Miguel Sánchez Montes de Oca

CONFEDERACIÓN DE EMPRESARIOS DE ANDALUCÍA

“Una de las cosas más creativas que tiene el directivo es la capacidad de organizar su propio trabajo”

 

Tiene 72 años y parece conservar el brío de la juventud en una cabeza donde cabe casi toda la historia reciente de España. Miguel Sánchez Montes de Oca (San Fernando, Cádiz, 1936) se graduó en la Escuela de Organización Industrial en 1960. En su vida profesional ha conocido la empresa, la enseñanza y la política. Este hombre, abogado, economista, sociólogo, psicólogo, y sobre todo humanista, se siente orgulloso de ser el fundador de la primera Facultad de Empresariales, en Sevilla, y de haber contribuido a la expansión de las empresas españolas en Latinoamérica.

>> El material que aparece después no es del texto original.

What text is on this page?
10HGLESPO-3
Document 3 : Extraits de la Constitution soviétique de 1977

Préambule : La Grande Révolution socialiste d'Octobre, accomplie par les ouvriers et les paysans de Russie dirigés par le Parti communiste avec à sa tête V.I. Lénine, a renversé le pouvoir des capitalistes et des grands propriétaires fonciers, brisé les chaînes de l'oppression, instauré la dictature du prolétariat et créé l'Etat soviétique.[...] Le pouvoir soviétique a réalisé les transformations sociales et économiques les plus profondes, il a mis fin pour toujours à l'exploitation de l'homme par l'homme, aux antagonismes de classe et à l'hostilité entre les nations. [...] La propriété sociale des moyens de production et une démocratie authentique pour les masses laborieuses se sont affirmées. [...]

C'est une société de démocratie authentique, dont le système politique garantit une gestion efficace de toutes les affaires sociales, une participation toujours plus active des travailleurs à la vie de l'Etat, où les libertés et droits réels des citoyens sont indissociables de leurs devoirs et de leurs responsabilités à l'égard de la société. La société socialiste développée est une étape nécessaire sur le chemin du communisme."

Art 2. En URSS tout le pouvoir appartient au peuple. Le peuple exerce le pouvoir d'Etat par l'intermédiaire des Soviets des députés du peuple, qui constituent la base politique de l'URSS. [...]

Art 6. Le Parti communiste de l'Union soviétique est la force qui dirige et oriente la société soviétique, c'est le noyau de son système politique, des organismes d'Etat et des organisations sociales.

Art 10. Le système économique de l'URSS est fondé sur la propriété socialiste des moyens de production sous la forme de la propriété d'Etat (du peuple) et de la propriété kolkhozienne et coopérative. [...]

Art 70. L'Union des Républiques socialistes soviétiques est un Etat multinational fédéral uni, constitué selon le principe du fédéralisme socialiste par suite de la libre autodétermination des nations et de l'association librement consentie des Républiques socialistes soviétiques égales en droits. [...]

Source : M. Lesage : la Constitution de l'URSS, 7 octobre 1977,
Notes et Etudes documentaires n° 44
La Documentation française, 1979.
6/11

¿CÓMO AFRONTABA SU CARRERA EMPRESARIAL EN ESPAÑA UN PROFESIONAL EN LOS AÑOS SESENTA?

España era entonces un páramo empresarial. Hay que pensar que hasta el año 1960-1961 no empiezan a sentirse los efectos del Plan de Estabilización. Estábamos en una autarquía. El país vivía en una extrema pobreza. Los pactos con Estados Unidos supusieron entonces unas contraprestaciones como la creación de la Escuela de Organización Industrial, la creación de la Comisión Nacional de Productividad Industrial y todo un conjunto de iniciativas para modernizar la empresa española. En aquel momento, para un profesional que salía al mundo lo que pasaba es que no había trabajo: había que inventárselo. Ello suponía que había todo un campo de cosas que aprender y modelos para trasladar de países avanzados. Aquí se adoptó el sistema americano para la gestión de la empresa. Estábamos en los inicios de la modernización de la empresa española. Eran los primeros pasos para abandonar la autarquía. Nos sorprendíamos con aquellas palabras míticas como “organigrama” o “distribución en planta” para mejorar los procedimientos de trabajo. Recuerdo que cuando hice las prácticas de la milicia en la Marina, como tenía esos conocimientos de la Escuela, me mandaron al Estado Mayor porque yo sabía qué era aquello y podía traducir los manuales americanos para modernizar las Fuerzas Armadas. En cuanto a la Escuela, acababan de marcharse quienes la habían tutelado los primeros años. Era personal de la Universidad de California-Los Ángeles. Siempre estuvo al mando una figura que fue central: Fermín de la Sierra, que era catedrático de Organización de la Escuela de Ingenieros Industriales de Madrid. A él se debe la creación de la Escuela, la Comisión Nacional de Productividad o el Instituto Nacional de Racionalización del Trabajo, desde donde se impulsó la modernización de la industria.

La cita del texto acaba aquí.